I'm a bit sore about this book; I think my enjoyment was seriously affected by the formatting on the Kindle version. I still enjoyed it, but I ended up being more concerned with if I'd missed something at the start of the book that I wasn't able to properly focus on the book itself. If I hadn't read up on the formatting while I was reading it I would've been completely lost, and I was still pretty confused.

If you don't know, half the print run of How to Be Both has Francesco's story at the start of the book, and the other half have George's first. The idea is that everyone who reads it will read it slightly differently, and have a different experience. Which, for the record, I think is a great idea. Until you mess it up on the Kindle format - which a lot of people read. In the Kindle version, BOTH editions are included in the same file meaning that a) I felt like I was reading a 400ish page book slower than a tortoise b) when you actually finish the story, you start reading the exact same thing again thinking it's just deja vu and c) most readers are always going to read Francesco first unless they know about the formatting style and skip halfway through the book.

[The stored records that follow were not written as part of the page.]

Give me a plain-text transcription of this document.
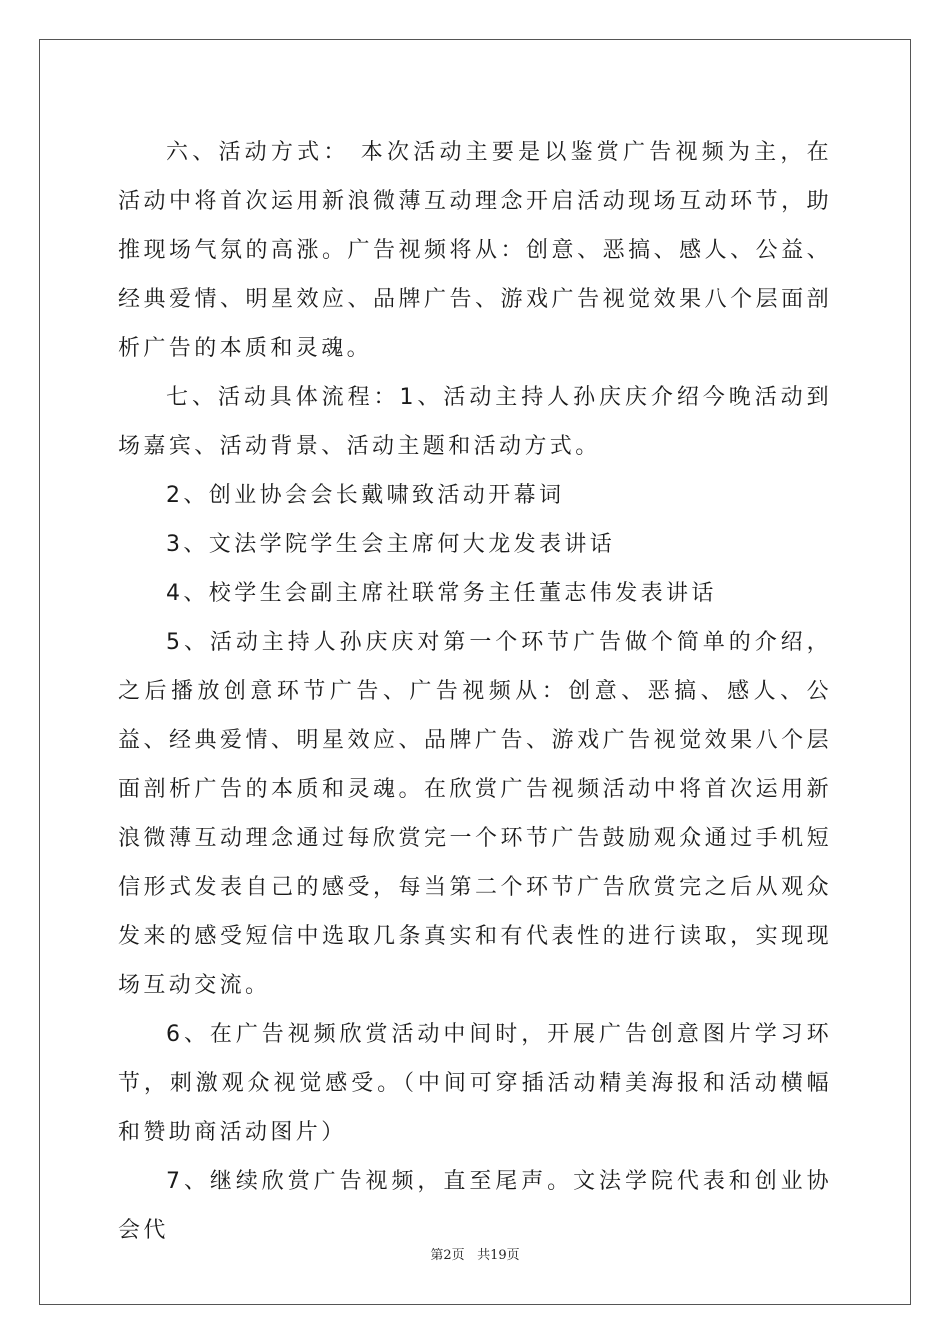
六、活动方式： 本次活动主要是以鉴赏广告视频为主，在活动中将首次运用新浪微薄互动理念开启活动现场互动环节，助推现场气氛的高涨。广告视频将从：创意、恶搞、感人、公益、经典爱情、明星效应、品牌广告、游戏广告视觉效果八个层面剖析广告的本质和灵魂。

七、活动具体流程：1、活动主持人孙庆庆介绍今晚活动到场嘉宾、活动背景、活动主题和活动方式。

2、创业协会会长戴啸致活动开幕词

3、文法学院学生会主席何大龙发表讲话

4、校学生会副主席社联常务主任董志伟发表讲话

5、活动主持人孙庆庆对第一个环节广告做个简单的介绍，之后播放创意环节广告、广告视频从：创意、恶搞、感人、公益、经典爱情、明星效应、品牌广告、游戏广告视觉效果八个层面剖析广告的本质和灵魂。在欣赏广告视频活动中将首次运用新浪微薄互动理念通过每欣赏完一个环节广告鼓励观众通过手机短信形式发表自己的感受，每当第二个环节广告欣赏完之后从观众发来的感受短信中选取几条真实和有代表性的进行读取，实现现场互动交流。

6、在广告视频欣赏活动中间时，开展广告创意图片学习环节，刺激观众视觉感受。（中间可穿插活动精美海报和活动横幅和赞助商活动图片）

7、继续欣赏广告视频，直至尾声。文法学院代表和创业协会代

第2页 共19页
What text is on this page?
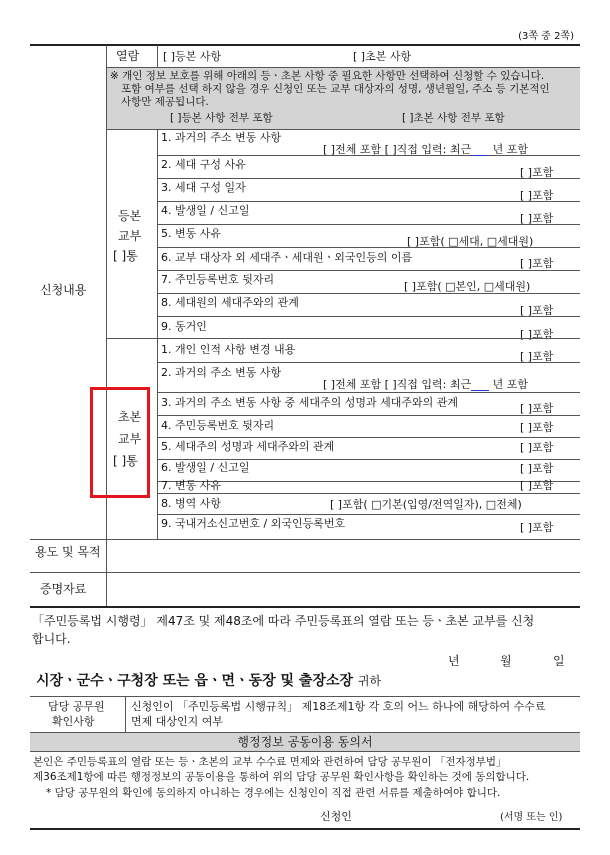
(3쪽 중 2쪽)
열람 [ ]등본 사항	[ ]초본 사항
※ 개인 정보 보호를 위해 아래의 등ㆍ초본 사항 중 필요한 사항만 선택하여 신청할 수 있습니다.
포함 여부를 선택 하지 않을 경우 신청인 또는 교부 대상자의 성명, 생년월일, 주소 등 기본적인
사항만 제공됩니다.
[ ]등본 사항 전부 포함	[ ]초본 사항 전부 포함
신청내용
등본
교부
[ ]통
1. 과거의 주소 변동 사항
[ ]전체 포함 [ ]직접 입력: 최근 년 포함
2. 세대 구성 사유
[ ]포함
3. 세대 구성 일자
[ ]포함
4. 발생일 / 신고일
[ ]포함
5. 변동 사유
[ ]포함( □세대, □세대원)
6. 교부 대상자 외 세대주ㆍ세대원ㆍ외국인등의 이름	[ ]포함
7. 주민등록번호 뒷자리
[ ]포함( □본인, □세대원)
8. 세대원의 세대주와의 관계
[ ]포함
9. 동거인
[ ]포함
초본
교부
[ ]통
1. 개인 인적 사항 변경 내용
[ ]포함
2. 과거의 주소 변동 사항
[ ]전체 포함 [ ]직접 입력: 최근 년 포함
3. 과거의 주소 변동 사항 중 세대주의 성명과 세대주와의 관계	[ ]포함
4. 주민등록번호 뒷자리	[ ]포함
5. 세대주의 성명과 세대주와의 관계	[ ]포함
6. 발생일 / 신고일	[ ]포함
7. 변동 사유	[ ]포함
8. 병역 사항	[ ]포함( □기본(입영/전역일자), □전체)
9. 국내거소신고번호 / 외국인등록번호	[ ]포함
용도 및 목적
증명자료
「주민등록법 시행령」 제47조 및 제48조에 따라 주민등록표의 열람 또는 등ㆍ초본 교부를 신청
합니다.
년	월	일
시장ㆍ군수ㆍ구청장 또는 읍ㆍ면ㆍ동장 및 출장소장 귀하
담당 공무원
확인사항
신청인이 「주민등록법 시행규칙」 제18조제1항 각 호의 어느 하나에 해당하여 수수료
면제 대상인지 여부
행정정보 공동이용 동의서
본인은 주민등록표의 열람 또는 등ㆍ초본의 교부 수수료 면제와 관련하여 담당 공무원이 「전자정부법」
제36조제1항에 따른 행정정보의 공동이용을 통하여 위의 담당 공무원 확인사항을 확인하는 것에 동의합니다.
* 담당 공무원의 확인에 동의하지 아니하는 경우에는 신청인이 직접 관련 서류를 제출하여야 합니다.
신청인	(서명 또는 인)
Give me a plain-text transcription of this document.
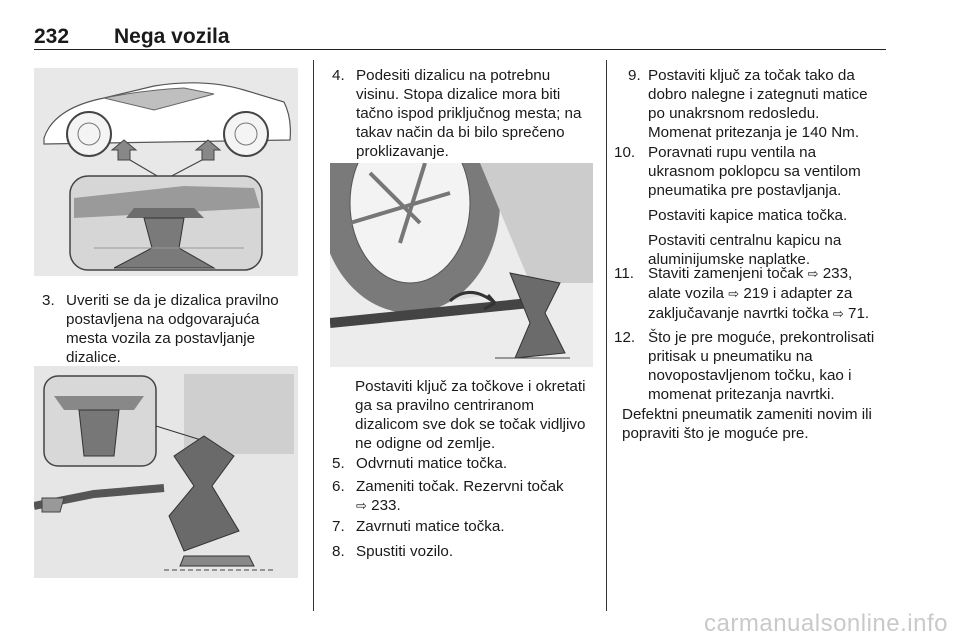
232 Nega vozila
3. Uveriti se da je dizalica pravilno
postavljena na odgovarajuća
mesta vozila za postavljanje
dizalice.
4. Podesiti dizalicu na potrebnu
visinu. Stopa dizalice mora biti
tačno ispod priključnog mesta; na
takav način da bi bilo sprečeno
proklizavanje.
Postaviti ključ za točkove i okretati
ga sa pravilno centriranom
dizalicom sve dok se točak vidljivo
ne odigne od zemlje.
5. Odvrnuti matice točka.
6. Zameniti točak. Rezervni točak
⇨ 233.
7. Zavrnuti matice točka.
8. Spustiti vozilo.
9. Postaviti ključ za točak tako da
dobro nalegne i zategnuti matice
po unakrsnom redosledu.
Momenat pritezanja je 140 Nm.
10. Poravnati rupu ventila na
ukrasnom poklopcu sa ventilom
pneumatika pre postavljanja.
Postaviti kapice matica točka.
Postaviti centralnu kapicu na
aluminijumske naplatke.
11. Staviti zamenjeni točak ⇨ 233,
alate vozila ⇨ 219 i adapter za
zaključavanje navrtki točka ⇨ 71.
12. Što je pre moguće, prekontrolisati
pritisak u pneumatiku na
novopostavljenom točku, kao i
momenat pritezanja navrtki.
Defektni pneumatik zameniti novim ili
popraviti što je moguće pre.
carmanualsonline.info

The last of those I'm actually grateful for. Francesco's story takes place in the Renaissance, while George's is modern day. I don't think I would've personally been pulled into the story had it started with George - that's just personal preference but the exploration of a female painter hiding as a man to be able to work is fascinating, while George's story follows more of what you immediately think of for Ali Smith: modern, political, everyday person dealing with the internal struggles of life. All good, but you collect far more references and parallels having read the historical era first since the developments in society move forward rather than backwards. Perhaps the idea is that you continue to reread the story the other way around afterwards and see how the experience is different.

The thing that always gets me about Smith's writing is how it somehow captures perfect, pure moments of human experience. Subtle, insignificant things when we go through them, but translating the way a mother smiles after her child says something, or the shock registering when someone discovers your secret - capturing those tiny reactions so perfectly in writing astounds me. That's what makes her writing stand out, and it's why I always come back to it.

The only downside is it doesn't string together for some people, and I have to count myself in that. Those moments are wonderful, and the prose is easy-to-read and understand, but the story beats don't connect as intuitively for everyone and can be hard to follow. Smith's writing isn't for everyone (though I disagree with people who say she's unnecessarily difficult and pedantic - she isn't at all, she's just honest), which is a shame since it discusses things that are so relevant to today: what is it to exist in this era? How do we interact with the past, as well as the present?

It's always fascinating to read Smith's books, but I am sad that I don't connect to them in the same way a lot of people do. Though part of me wonders if it is an age thing. It doesn't have to be patronising to admit that the number of years of human experience you've had affects the way you perceive and absorb things. I'd be interested to read some of her work again when I'm older and see if I enjoy it more.